By Tonnie Iredia
The handling of the on-going defamation case between legal giant, Afe Babalola and social activist, Dele Farotimi has provided strong evidence that Nigeria has probably lost its fight against media trial. Many years back, there was the well-articulated viewpoint that because the word “trial” is associated with the process of justice, trial by the media constitutes an undue interference in the process of justice delivery.
The argument has since been overtaken by the nature of social media which has made public communication exceedingly rampant, just as lawyers have themselves contributed to the development by engaging in the new wave of minute-by-minute commentary on cases already before a court of justice. Apart from publicity-seeking lawyers, some others with scanty briefs are too anxious to let the public know that they are learned.
Unfortunately, the Nigerian public has not been well served by the trend in which both parties in the case have already found one another guilty. In the process, the parties have also made it easy to identify the bias of each commentator while establishing that Nigerian law was in a state of confusion. The original point made was that Farotimi was smuggled into Ekiti from Lagos for trial because libel had been decriminalized in Lagos state.
Another version said Lagos and Edo states were the only two states where libel had been downgraded to civil wrong before it was realized that Ekiti itself had done same in 2021. Those who were thus unable to comprehend why the charge was read in Ekiti were later informed that it was still a crime as a federal offence. So, how can anyone pacify the social media mob with the gossip that a federal crime was being happily prosecuted in Ekiti which had decriminalized same offence in her own territory?
Here, one can say that the irrepressible prolific writer Chidi Odinkalu may have greatly influenced some of the views of the social media activists. Odinkalu had recalled the story of Paul Anyebe a judge in Benue state who was once prosecuted on a-two count charge of attempted murder and illegal possession of firearms. On the latter, he was convicted in the lower courts but freed at the Supreme Court. What the apex court established was that the illegal possession of firearms being a federal offence could only be prosecuted by the Attorney General of the Federation. Expectedly, the public may not have understood why Dele Farotimi was being tried in Ekiti state for criminal libel which is a federal offence. In the circumstance, any person was free to believe that the trial of Farotimi in Ado Ekiti was influenced by some big personality.
The views of a few conservative intellectuals on Babalola’s side did not convince some ‘diehards.’ As one commentator on social media observed, the write-up with the title “Dele Farotimi: When activism is no licence to defame” gave an impression that the accused had already been found guilty hence the conclusion that activism was no licence to defame others. No one could have defamed anybody yet until after judgment.
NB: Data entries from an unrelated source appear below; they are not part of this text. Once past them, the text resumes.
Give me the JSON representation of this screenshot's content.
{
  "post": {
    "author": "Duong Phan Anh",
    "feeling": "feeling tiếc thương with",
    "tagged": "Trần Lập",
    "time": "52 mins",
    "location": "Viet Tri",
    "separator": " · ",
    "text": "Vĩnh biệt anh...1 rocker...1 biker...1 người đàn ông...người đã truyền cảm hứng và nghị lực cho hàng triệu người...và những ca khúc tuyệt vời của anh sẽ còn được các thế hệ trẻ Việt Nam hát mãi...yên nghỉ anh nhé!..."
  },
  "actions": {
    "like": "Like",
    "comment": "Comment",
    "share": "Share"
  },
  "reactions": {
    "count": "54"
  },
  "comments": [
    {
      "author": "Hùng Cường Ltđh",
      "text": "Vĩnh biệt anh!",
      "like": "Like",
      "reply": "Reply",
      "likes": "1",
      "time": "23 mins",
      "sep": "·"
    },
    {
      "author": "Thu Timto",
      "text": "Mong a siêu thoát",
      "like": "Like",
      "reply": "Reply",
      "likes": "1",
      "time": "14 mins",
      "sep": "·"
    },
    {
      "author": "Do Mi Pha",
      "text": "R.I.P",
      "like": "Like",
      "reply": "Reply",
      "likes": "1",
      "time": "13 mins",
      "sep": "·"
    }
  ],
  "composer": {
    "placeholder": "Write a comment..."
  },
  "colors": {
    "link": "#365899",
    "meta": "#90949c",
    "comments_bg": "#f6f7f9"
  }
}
As a matter of fact, with a few people already volunteering to testify in favour of Farotimi, the presumption of guilt is shaken. At the same time, writers on the side of the complainant have spent ample time telling us about the great achievements of Babalola as if the man’s career and feat were in doubt. There is nothing strange about people seeking to bring down a great character because it is only those on top that can be brought down. One commentator was so incensed that he reduced the issue to how African culture expects young people to respect elders.
Those who were unable to immediately comprehend the overwhelming public interest in the matter were wrongly thinking of Babalola and Farotimi. They greatly missed the point because what attracted everyone to the subject was the common public pain of judicial corruption in the country. Nigerians are not pleased with the judiciary. The other day when Chief Justice Kekere Ekun tried to explain the problem of conflicting judgments, one critic on radio merely reminded listeners that the ugly trend was a recent phenomenon. To be honest, too many inexplicable things have happened in Nigeria of recent; a good example being the case of a governorship election petition in which the oral judgment was the opposite of the certified true copy of the same judgment.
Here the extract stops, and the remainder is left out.